Si les hommes étaient rouges et les femmes vertes…

20417-b1711c Publié dans le magazine Books, novembre 2012. Par Olivier Postel-Vinay

Si nous étions tous des hermaphrodites, comme les escargots, la discussion sur le sexe du cerveau tournerait court. Et que serait-elle si les hommes étaient rouges et les femmes vertes ? L’hypothèse est moins absurde que la première, car chez certains gibbons, grands singes proches de nous sur l’arbre des espèces, le mâle est d’une couleur, la femelle d’une autre. Le débat entre les tenants d’une « différence essentielle » entre les sexes et ceux de l’« identité sexuelle » en serait peut-être simplifié. Je dis « peut-être » parce que la force de nos préjugés ou de notre imprégnation idéologique est telle qu’ils nous conduisent parfois à nier l’évidence. La différence entre les sexes est en réalité bien visible, même pour ceux d’entre nous qui ne se promènent pas tout nus du matin au soir. À l’ère de la « théorie du genre », il est touchant de voir, dans les rues de nos villes, à quel point  la « femelle humaine », comme disait Simone de Beauvoir, tient à afficher, voire à accuser sa féminité. Et, à vrai dire, le mâle humain n’est pas en reste – quand il n’oblige pas la femelle à se voiler de la tête aux pieds. Voilà bien un domaine où la culture tend à aiguiser la différence produite par la nature, plutôt qu’à l’estomper. C’est d’ailleurs assez naturel, tant la culture est à bien des égards le prolongement de la nature. Du point de vue de celle-ci, la différence est aussi puissante que nécessaire. Puissante, car l’écart génétique entre les sexes écrase par son ampleur toutes les autres différences génétiques. Nécessaire, car c’est elle qui assure la reproduction de l’espèce. Que cela plaise ou non, il s’ensuit un minimum de câblage des comportements, du moins de ceux impliqués dans la recherche d’un partenaire.
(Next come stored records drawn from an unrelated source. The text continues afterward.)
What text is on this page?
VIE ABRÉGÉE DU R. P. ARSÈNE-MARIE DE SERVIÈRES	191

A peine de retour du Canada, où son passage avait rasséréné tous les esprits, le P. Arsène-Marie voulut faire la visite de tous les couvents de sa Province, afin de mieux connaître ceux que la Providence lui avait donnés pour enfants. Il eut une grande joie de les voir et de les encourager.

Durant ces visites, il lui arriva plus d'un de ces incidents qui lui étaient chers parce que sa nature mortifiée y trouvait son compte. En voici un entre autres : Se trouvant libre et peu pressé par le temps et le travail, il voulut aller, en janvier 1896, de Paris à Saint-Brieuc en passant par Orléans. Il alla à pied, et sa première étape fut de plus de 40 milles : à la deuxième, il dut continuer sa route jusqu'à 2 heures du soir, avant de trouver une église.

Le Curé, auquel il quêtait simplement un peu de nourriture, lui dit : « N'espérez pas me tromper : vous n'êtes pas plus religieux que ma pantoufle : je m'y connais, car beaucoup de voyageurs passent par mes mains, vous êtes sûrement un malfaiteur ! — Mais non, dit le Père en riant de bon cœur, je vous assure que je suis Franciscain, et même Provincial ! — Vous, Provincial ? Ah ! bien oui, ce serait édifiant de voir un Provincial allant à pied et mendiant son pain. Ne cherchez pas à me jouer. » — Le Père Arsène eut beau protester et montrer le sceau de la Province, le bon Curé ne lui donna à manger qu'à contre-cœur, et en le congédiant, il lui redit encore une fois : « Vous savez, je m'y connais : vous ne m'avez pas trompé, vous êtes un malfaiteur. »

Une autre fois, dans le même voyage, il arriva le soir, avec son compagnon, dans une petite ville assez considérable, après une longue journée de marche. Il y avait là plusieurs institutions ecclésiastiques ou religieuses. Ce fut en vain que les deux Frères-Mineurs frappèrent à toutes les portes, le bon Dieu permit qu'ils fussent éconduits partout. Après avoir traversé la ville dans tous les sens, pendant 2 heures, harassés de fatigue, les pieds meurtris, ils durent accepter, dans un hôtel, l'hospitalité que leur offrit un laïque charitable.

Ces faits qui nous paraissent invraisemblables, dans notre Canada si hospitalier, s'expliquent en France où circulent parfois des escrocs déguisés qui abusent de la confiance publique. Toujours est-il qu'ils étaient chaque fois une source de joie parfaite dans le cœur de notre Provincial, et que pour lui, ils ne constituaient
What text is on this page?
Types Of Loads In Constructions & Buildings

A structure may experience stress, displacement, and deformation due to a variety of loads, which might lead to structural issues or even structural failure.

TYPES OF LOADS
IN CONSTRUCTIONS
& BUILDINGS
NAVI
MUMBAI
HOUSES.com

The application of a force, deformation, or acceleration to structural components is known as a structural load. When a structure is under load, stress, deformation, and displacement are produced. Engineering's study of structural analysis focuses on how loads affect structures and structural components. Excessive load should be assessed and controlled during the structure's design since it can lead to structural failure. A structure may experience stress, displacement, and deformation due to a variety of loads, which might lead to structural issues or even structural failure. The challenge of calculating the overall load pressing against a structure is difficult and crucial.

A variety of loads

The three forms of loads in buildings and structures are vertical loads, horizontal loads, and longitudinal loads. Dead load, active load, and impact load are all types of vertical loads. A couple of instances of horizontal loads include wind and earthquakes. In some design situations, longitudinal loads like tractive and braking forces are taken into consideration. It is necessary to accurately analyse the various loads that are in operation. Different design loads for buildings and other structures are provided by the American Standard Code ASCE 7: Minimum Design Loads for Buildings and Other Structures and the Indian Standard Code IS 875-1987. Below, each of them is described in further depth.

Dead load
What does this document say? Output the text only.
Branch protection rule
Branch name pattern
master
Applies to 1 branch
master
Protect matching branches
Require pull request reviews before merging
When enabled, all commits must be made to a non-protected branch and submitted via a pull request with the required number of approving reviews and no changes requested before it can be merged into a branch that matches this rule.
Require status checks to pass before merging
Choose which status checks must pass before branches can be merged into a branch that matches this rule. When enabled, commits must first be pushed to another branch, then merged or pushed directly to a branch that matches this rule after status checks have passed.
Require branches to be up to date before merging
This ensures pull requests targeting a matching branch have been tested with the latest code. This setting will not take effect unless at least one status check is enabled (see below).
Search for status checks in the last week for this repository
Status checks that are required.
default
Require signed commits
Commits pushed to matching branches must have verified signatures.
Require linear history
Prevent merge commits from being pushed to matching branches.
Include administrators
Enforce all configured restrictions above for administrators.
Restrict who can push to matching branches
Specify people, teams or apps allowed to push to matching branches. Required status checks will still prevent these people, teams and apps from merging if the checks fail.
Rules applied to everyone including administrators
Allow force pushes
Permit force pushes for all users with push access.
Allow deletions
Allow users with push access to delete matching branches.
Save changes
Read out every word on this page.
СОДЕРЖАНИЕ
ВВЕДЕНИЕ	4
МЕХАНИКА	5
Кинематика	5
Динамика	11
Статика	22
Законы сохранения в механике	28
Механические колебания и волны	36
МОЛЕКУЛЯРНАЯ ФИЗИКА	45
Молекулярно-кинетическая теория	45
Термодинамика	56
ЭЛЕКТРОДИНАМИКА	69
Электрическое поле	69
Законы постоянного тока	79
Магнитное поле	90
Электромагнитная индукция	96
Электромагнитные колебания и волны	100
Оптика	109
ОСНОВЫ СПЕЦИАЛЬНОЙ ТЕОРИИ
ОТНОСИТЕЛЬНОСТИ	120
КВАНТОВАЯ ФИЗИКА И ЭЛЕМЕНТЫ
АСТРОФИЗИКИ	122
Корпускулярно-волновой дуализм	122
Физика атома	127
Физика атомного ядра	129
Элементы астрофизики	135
Mais ce « minimum » représente beaucoup ; ses incidences sont nombreuses. Générée par notre gros cerveau, l’évolution culturelle a certes fait exploser la complexité de l’humaine nature ; elle n’en a pas changé les fondamentaux. Ce gros cerveau rend possibles des phénomènes aussi surprenants que la transsexualité et la négation des différences sexuelles. Il n’en reste pas moins forgé sur l’enclume de nos origines.